Durant will obviously make a huge difference in this series compared to last year's classic. We're talking about a guy who averaged 25.1 points, 4.8 assists and 8.3 rebounds over 62 games and looked like a seamless fit into what is a well-oiled machine in Golden State.
But he's not the new face we're talking about.
Whereas Cleveland tends to get credit for savvy additions such as Kyle Korver, Deron Williams and Derrick Williams, Durant's arrival tends to overshadow the other solid moves the Warriors made.
This refers to guys like JaVale McGee, Zaza Pachulia and David West.
West has helped from a veteran leadership standpoint. Pachulia has played some key minutes during the postseason this year and brought some necessary grit to lineups that only Draymond Green had before.

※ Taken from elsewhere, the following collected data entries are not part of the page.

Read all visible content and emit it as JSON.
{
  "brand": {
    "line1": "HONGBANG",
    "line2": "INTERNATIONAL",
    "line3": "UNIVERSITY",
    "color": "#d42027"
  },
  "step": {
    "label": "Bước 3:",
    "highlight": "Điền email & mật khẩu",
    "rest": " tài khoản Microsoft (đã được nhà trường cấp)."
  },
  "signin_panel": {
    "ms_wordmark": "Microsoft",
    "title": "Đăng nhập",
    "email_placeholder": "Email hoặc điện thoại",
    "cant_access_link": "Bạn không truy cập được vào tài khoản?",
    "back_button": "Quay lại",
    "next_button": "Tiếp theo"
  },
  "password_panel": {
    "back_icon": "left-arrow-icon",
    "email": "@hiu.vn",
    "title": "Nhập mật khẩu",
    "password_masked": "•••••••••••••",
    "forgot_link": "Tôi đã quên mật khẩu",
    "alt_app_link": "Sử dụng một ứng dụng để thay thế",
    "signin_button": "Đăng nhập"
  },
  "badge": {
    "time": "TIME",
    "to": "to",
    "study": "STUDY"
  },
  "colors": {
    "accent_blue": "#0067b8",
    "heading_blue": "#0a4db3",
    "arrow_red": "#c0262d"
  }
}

Then there's McGee, who has undergone a bit of a career renaissance of sorts while playing key minutes at times. He really made some headlines in the Western Conference Finals, dropping 16 points in 13 minutes in a Game 3 win.

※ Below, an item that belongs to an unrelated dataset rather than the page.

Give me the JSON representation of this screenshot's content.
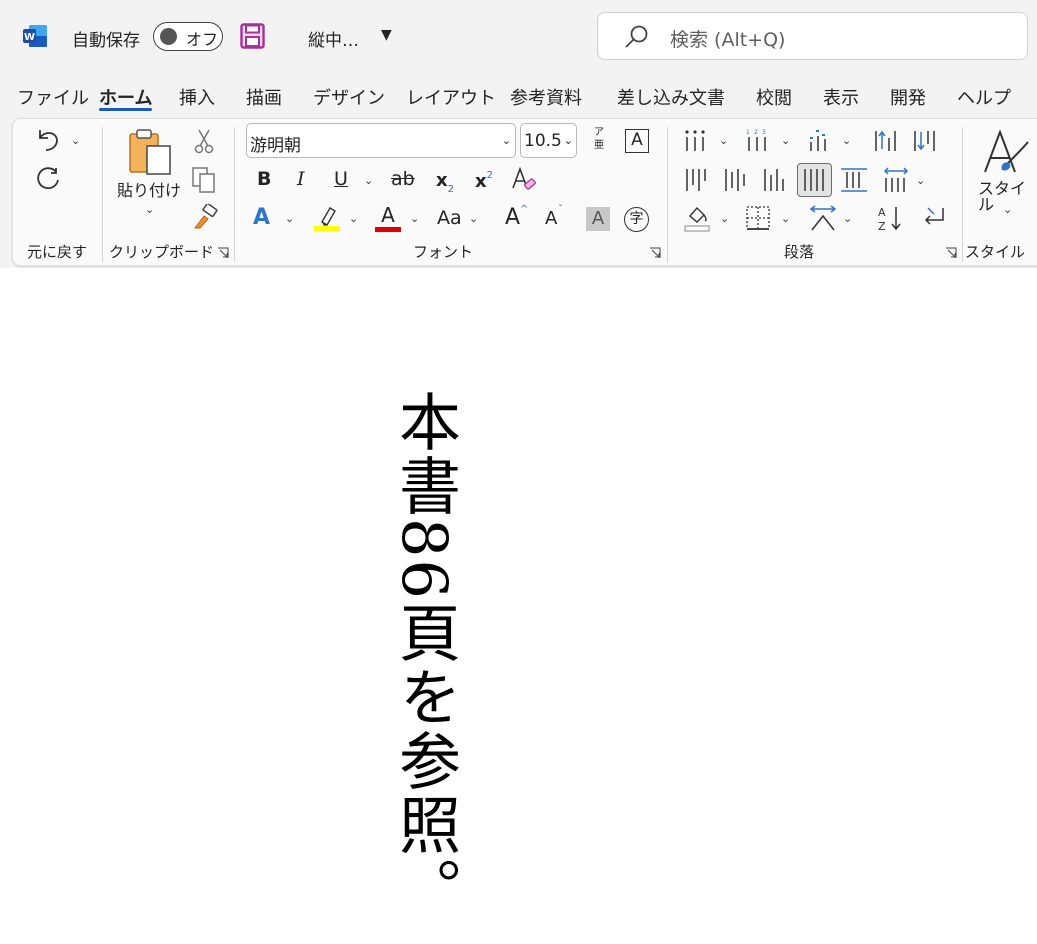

Maybe McGee doesn't go off or Pachulia make a major enforcer difference. But the Warriors need size down low when the Cavaliers trot out Tristan Thompson to win the battle on the glass. At the least, these new faces are proof enough that the Warriors can create far more matchup problems for the Cavaliers than last year.

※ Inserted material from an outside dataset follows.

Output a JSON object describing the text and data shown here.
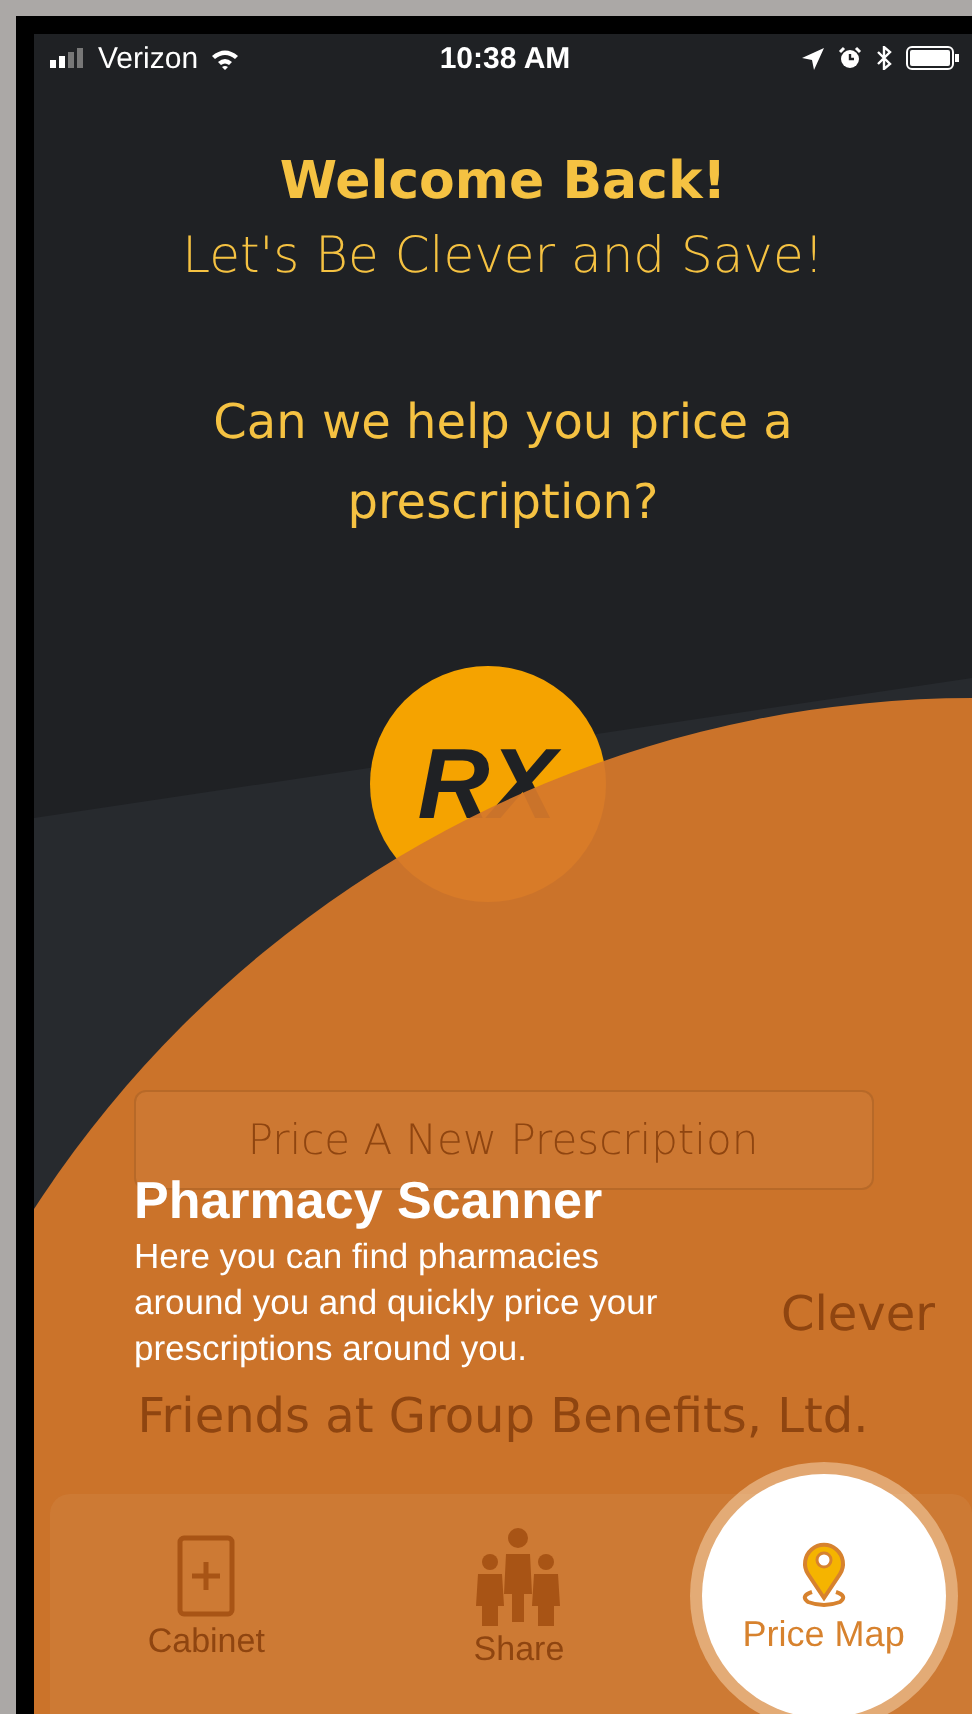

Klay Thompson Is the X-Factor
On paper before the season, Klay Thompson looked like the biggest loser when analyzing Durant's impact upon his arrival.
Yet Thompson still averaged 22.3 points per game, slightly better than the year before, took around the same neighborhood of shots from all ranges and still hit on 41.4 percent from deep.
Then the playoffs started.
Thompson was a no-show against the Spurs, averaging just 11.0 points and 5.5 rebounds per game while shooting 36.8 percent from deep. In fact, over the three playoff series thus far, Thompson's conversion clip hasn't hit the 40 percent mark.
The notable drought aside, it's Thompson who might decide the Finals outright. For starters, he's going to do much of the heavy lifting on the defensive end of the court while trying to slow down Irving.
"I take pride in (playing) both sides of the ball, defense as equally as offense," Thompson said, according to CSN Bay Area's Monte Poole. "Whether or not my shot falls, I can always control that part of the game."
On the offensive end of the court, Thompson should find himself with cleaner looks than usual. LeBron and others will need to run around trying to contain Durant this year, and the Cleveland backcourt will need to spend the bulk of its time making sure Curry doesn't catch fire.
Thompson will find his shot sooner or later, especially over seven games where the Cavaliers have to defend the first and second options on his offense and also produce big numbers on the other end of the court. It simply feels like a matter of time before Thompson's shooting lights up the scoreboard and grabs attention like his defensive efforts have as of late.